A compound contains only carbon, hydrogen, and oxygen. Combustion of 10.68 \(\mathrm{mg}\) of the compound yields 16.01 \(\mathrm{mg}\) \(\mathrm{CO}_{2}\) and 4.37 \(\mathrm{mg} \mathrm{H}_{2} \mathrm{O}\) . The molar mass of the compound is 176.1 \(\mathrm{g} / \mathrm{mol} .\) What are the empirical and molecular formulas of the compound?

Use the masses of \(\mathrm{CO}_{2}\) and \(\mathrm{H}_{2}\mathrm{O}\) produced to calculate the moles of each. Molar mass of \(\mathrm{CO}_{2} = 12.01 + (2 \times 16.00) = 44.01 \: \mathrm{g}/\mathrm{mol}\) Molar mass of \(\mathrm{H}_{2}\mathrm{O} = (2 \times 1.01) + 16.00 = 18.02 \: \mathrm{g}/\mathrm{mol}\) Moles of \(\mathrm{CO}_{2} = \frac{16.01 \: \mathrm{mg}}{44.01 \: \mathrm{g/mol}} = 0.3635 \: \mathrm{mol}\) Moles of \(\mathrm{H}_{2}\mathrm{O} = \frac{4.37 \: \mathrm{mg}}{18.02 \: \mathrm{g/mol}} = 0.2426 \: \mathrm{mol}\)

Use the amount of moles of \(\mathrm{CO}_{2}\) and \(\mathrm{H}_{2}\mathrm{O}\) to find the moles of carbon (C) and hydrogen (H) in the compound. Moles of C: 1 mole of \(\mathrm{CO}_{2}\) has 1 mole of C, so moles of C = 0.3635 \(\mathrm{mol}\) Moles of H: 1 mole of \(\mathrm{H}_{2}\mathrm{O}\) has 2 moles of H, so moles of H = 0.2426 \(\mathrm{mol} \times 2 = 0.4852 \: \mathrm{mol}\)
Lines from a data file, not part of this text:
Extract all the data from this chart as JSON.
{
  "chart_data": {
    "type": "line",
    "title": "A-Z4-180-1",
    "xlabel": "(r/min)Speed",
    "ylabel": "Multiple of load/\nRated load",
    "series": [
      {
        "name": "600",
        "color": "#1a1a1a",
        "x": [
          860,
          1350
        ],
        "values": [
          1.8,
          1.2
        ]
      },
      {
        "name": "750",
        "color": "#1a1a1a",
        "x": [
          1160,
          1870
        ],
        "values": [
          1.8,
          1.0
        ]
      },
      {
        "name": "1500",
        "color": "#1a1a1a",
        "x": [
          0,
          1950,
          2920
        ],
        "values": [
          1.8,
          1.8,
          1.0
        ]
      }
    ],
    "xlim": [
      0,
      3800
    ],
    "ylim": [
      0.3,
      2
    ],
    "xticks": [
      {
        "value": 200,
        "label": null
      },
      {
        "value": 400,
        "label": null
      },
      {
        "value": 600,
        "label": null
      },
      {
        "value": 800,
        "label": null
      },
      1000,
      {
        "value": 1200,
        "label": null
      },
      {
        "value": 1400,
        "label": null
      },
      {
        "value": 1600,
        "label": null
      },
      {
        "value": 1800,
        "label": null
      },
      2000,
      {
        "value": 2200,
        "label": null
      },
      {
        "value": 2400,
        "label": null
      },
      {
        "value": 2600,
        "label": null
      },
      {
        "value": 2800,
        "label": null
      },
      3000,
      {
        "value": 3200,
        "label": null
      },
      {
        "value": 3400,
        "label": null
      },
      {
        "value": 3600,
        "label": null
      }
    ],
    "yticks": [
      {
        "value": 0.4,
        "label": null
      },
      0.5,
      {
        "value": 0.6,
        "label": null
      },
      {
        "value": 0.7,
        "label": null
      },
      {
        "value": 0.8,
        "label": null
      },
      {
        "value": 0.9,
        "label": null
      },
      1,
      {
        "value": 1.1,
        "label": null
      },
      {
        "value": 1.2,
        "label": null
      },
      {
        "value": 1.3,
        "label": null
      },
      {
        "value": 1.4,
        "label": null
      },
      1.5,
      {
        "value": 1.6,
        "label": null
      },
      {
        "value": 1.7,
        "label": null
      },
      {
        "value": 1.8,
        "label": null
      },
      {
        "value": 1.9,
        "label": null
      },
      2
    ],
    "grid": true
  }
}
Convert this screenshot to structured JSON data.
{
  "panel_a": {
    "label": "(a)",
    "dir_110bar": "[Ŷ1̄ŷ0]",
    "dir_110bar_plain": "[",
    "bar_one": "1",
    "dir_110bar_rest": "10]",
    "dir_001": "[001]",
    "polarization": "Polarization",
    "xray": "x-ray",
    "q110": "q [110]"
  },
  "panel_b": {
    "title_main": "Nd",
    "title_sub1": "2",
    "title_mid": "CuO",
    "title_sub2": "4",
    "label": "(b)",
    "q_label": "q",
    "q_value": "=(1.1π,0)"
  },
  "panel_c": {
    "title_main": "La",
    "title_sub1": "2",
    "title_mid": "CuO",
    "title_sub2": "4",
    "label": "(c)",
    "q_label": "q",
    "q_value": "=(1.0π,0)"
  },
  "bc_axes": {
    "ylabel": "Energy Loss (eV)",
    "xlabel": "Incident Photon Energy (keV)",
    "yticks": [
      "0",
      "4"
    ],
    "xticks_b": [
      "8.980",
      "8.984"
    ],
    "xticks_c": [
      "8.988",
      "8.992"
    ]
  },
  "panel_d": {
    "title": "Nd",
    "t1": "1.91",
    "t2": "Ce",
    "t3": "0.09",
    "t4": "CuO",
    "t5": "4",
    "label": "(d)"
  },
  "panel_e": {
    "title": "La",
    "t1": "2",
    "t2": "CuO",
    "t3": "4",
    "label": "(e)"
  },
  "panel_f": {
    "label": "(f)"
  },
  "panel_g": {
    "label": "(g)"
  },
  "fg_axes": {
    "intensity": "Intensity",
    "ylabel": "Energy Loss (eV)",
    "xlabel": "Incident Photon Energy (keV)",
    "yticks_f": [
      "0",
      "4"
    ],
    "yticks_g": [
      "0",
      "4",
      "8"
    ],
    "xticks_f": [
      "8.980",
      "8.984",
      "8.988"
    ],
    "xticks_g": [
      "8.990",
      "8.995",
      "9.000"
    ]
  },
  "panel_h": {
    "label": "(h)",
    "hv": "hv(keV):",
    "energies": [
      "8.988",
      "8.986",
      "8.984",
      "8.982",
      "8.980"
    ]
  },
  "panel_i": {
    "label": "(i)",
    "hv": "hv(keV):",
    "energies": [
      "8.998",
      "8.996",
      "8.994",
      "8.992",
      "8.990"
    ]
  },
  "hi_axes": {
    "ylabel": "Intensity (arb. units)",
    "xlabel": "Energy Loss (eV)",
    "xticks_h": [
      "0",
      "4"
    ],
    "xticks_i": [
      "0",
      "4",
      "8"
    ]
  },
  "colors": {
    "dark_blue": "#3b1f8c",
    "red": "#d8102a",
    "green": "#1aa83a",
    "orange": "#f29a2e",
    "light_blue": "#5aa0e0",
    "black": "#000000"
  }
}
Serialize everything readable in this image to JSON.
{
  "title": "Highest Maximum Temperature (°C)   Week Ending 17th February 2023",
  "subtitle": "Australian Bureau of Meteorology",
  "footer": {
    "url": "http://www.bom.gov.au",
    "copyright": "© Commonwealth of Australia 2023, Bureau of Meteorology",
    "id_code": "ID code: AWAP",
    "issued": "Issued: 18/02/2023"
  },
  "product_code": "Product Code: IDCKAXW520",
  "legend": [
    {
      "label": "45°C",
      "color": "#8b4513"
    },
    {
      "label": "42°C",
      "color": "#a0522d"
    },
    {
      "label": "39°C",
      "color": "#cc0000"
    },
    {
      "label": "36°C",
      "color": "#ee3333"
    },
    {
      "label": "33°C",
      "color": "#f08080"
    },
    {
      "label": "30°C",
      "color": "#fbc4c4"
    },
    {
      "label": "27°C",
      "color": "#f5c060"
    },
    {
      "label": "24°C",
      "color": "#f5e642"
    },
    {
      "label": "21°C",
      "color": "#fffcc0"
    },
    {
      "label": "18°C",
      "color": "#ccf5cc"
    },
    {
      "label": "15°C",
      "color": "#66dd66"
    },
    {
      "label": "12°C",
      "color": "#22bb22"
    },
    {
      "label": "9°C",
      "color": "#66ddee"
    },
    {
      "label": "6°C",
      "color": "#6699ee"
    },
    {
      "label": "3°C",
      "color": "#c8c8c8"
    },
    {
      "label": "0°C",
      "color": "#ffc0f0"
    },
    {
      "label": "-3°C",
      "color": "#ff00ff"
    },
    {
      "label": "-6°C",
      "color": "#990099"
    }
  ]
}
Use the moles of C and H found previously to calculate their respective masses. Mass of C = 0.3635 \(\mathrm{mol} \times 12.01 \: \mathrm{g}/\mathrm{mol} = 4.364 \: \mathrm{mg}\) Mass of H = 0.4852 \(\mathrm{mol} \times 1.01 \: \mathrm{g}/\mathrm{mol} = 0.490 \: \mathrm{mg}\)

Use the initial mass of the compound and subtract the masses of C and H to find the mass of oxygen (O). Mass of O = Total mass - Mass of C - Mass of H = 10.68 \: \mathrm{mg} - 4.364 \: \mathrm{mg} - 0.490 \: \mathrm{mg} = 5.826 \: \mathrm{mg}$

Use the mass of O to determine the moles of O in the compound. Moles of O = \(\frac{5.826 \: \mathrm{mg}}{16.00 \: \mathrm{g}/\mathrm{mol}} = 0.3641 \: \mathrm{mol}\)

Determine the ratio of moles of C, H, and O in the compound by dividing each by the smallest mole value and rounding to the nearest whole number. Mole ratio = \(\frac{0.3635 \: \mathrm{mol} \: C}{0.3635 \: \mathrm{mol}} : \frac{0.4852 \: \mathrm{mol} \: H}{0.3635 \: \mathrm{mol}} : \frac{0.3641 \: \mathrm{mol} \: O}{0.3635 \: \mathrm{mol}} = 1 : 1.33 : 1\) We round this to the nearest whole number ratio, which gives: Empirical Formula = \(\mathrm{CH}_{2}\mathrm{O}\)

Use the molar mass of the empirical formula and the given molar mass of the compound to determine the molecular formula. Molar mass of empirical formula, \(\mathrm{CH}_{2}\mathrm{O} = 12.01 + (2 \times 1.01) + 16.00 = 30.03 \: \mathrm{g}/\mathrm{mol}\) N = \(\frac{Molar \: mass \: of \: molecular \: formula}{Molar \: mass \: of \: empirical \: formula} = \frac{176.1 \: \mathrm{g}/\mathrm{mol}}{30.03 \: \mathrm{g}/\mathrm{mol}} = 5.86\) We round this to the nearest whole number, which is 6. Multiply the empirical formula by 6 to get the molecular formula: \(\mathrm{C}_{6}\mathrm{H}_{12}\mathrm{O}_{6}\) The empirical formula of the compound is \(\mathrm{CH}_{2}\mathrm{O}\), and the molecular formula is \(\mathrm{C}_{6}\mathrm{H}_{12}\mathrm{O}_{6}\).